How Much Will Charles Woodson Play Safety For Green Bay Packers?
What started out for Charles Woodson as a possible move to safety has turned into a position he will play for at least 25% of the Green Bay Packers defensive snaps this season.
The Packers know one thing for certain, if they are going to be more successful on defense they must get their best players in position to make plays on every down. That means getting more consistent pass rushers along the defensive line to help take blockers off Clay Matthews and get Woodson in an area on the field where he has the best chance of getting his hands on the ball.
Green Bay could be seen in their base defense 25% of the time last year, a package Woodson now plays safety in. It is safe to say the one thing he has never really done in his career is play the position but if it is what will get him another ring I am sure he does not mind helping the team out any way he can. Another reason Woodson is up for the idea of being the last line of defense is that his chances of intercepting passes and making plays will drastically increase.
Woodson will remain at the slot cornerback position in the nickel package, another defensive alignment the Packers use frequently. However, safeties coach Darren Perry, who played safety for the Pittsburgh Steelers under Dom Capers, would like to see Woodson be free to make plays due to his natural instincts to jump routes. This is something Capers certainly agrees with, which means we could see the 14-year veteran play safety in more than just the base defense.
“He is an aggressive player. He makes plays,” Perry said. “You can’t take that away from him. There may be some times where he may get himself out of position. But that comes along with all the great ones. Sometimes, you’re going to see things that aren’t quite there but you can’t be afraid. Successful people are going to fail at times, but they’re going to win their share of battles and that’s how the great ones operate.”
Just because Woodson is talented enough to play the position, does not mean he will not make mistakes here and there. However, considering Green Bay’s last line of defense was horrendous last season in stopping big-yardage plays, Woodson will certainly be a major upgrade. The Packers are willing to allow him to take chances, even if that means he does not make the play. For them, the gamble is worth it because more times than not the plays he makes are game changers.
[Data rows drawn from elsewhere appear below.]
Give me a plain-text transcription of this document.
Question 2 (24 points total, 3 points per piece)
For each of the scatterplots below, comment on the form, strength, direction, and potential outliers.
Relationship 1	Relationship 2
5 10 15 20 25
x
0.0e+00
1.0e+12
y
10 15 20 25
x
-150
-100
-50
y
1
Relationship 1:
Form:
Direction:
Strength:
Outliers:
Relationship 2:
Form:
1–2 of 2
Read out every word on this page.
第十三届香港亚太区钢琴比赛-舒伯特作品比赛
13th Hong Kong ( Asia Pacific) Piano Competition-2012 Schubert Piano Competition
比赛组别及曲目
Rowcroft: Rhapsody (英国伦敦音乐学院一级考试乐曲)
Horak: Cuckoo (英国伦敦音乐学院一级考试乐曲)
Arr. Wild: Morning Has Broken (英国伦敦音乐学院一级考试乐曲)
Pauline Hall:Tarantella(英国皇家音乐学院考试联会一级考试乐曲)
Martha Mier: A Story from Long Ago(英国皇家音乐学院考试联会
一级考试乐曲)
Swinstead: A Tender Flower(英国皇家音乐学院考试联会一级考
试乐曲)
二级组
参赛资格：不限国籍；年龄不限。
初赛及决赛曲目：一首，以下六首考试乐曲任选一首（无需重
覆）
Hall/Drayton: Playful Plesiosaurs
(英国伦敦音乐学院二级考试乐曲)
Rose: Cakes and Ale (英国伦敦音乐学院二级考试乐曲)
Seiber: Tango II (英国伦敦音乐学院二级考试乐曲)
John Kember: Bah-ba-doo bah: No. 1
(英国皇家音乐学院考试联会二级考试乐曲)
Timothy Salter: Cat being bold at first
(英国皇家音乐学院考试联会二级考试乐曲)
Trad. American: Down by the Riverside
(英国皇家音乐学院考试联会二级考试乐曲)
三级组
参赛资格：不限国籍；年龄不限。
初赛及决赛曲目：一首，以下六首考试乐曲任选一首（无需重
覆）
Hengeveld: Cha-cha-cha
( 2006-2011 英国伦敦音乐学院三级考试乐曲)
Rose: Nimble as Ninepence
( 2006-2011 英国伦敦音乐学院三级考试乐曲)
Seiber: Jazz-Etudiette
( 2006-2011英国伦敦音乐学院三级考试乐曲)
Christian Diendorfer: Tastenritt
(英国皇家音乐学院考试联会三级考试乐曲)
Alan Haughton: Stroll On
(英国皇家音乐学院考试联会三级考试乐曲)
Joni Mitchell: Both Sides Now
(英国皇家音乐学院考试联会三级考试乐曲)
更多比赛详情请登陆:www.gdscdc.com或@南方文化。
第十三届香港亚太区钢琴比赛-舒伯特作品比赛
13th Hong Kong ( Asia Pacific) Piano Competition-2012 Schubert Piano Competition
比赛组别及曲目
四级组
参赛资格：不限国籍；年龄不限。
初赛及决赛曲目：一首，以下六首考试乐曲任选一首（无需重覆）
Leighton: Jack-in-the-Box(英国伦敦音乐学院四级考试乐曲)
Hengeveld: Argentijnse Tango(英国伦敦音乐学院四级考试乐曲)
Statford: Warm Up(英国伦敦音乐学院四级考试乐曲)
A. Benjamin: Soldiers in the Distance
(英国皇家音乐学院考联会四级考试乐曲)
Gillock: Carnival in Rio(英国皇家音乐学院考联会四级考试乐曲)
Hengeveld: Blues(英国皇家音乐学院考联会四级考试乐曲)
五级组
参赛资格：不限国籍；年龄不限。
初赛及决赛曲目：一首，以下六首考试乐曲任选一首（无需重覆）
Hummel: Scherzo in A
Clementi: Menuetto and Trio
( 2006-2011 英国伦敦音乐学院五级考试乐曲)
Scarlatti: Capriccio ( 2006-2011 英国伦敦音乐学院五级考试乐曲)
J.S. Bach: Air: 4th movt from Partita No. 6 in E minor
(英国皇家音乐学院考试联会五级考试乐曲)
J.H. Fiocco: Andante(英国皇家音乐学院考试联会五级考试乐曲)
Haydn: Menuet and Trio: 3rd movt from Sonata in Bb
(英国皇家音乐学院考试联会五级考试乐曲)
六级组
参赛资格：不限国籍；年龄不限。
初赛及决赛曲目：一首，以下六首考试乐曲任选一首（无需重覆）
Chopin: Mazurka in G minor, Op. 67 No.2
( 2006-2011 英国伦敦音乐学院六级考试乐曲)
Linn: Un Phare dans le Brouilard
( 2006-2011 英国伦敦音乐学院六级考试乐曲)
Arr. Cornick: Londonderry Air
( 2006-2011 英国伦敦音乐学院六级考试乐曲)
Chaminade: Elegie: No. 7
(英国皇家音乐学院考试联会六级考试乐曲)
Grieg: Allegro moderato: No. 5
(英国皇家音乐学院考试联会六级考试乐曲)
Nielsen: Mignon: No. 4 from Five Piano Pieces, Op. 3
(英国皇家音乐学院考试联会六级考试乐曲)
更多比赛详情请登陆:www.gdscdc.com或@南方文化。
The chemistry between Woodson and safety Morgan Burnett is good with the more time they play together the better it will get. It is critical for both safeties to play well with each other and anticipate the other person’s move. Woodson must know where Burnett will be on the field at all times and vice versa.
“I like what I see in Charles and Morgan working together because they’re bright guys and they’re both good athletes,” Capers said. “I think that’s one of the qualities at the safety position that’s important. You have to have guys who are assertive and make split-second decisions and can make all the calls and adjustments. I think both of those guys can do that.”
When Woodson is playing cornerback the Packers will most likely put M.D. Jennings at safety, which could cause some problems for the defensive backs due to having a new face behind them. However, the coaching staff is confident the players will get used to it and once the communication is sound hopefully, it will not affect their play. Not to mention, the extra safety will also create competition over the next few weeks as the Packers could use a third safety in situations when there are four or five wide.
Woodson’s move to safety could ultimately turn out to be a permanent one, which would benefit Green Bay greatly over the next few years. The Packers have several young cornerbacks who are up to the challenge of being a starter and taking on the elite wide receivers of the NFL. Tramon Williams has already proven he can hang with the best of them when healthy and Sam Shields is capable of being a tremendous player once he starts competing at a high level again. Rookie Casey Hayward has already taken huge strides in becoming a playmaker, which gives the coaches more confidence to use more guys in different packages.
It will be exciting to see the opportunities created for Woodson and the other defensive backs. With a solid pass rush that is expected with the new acquisitions and draft picks, I believe the fans will see the same top notch defense they witnessed in 2009 and 2010.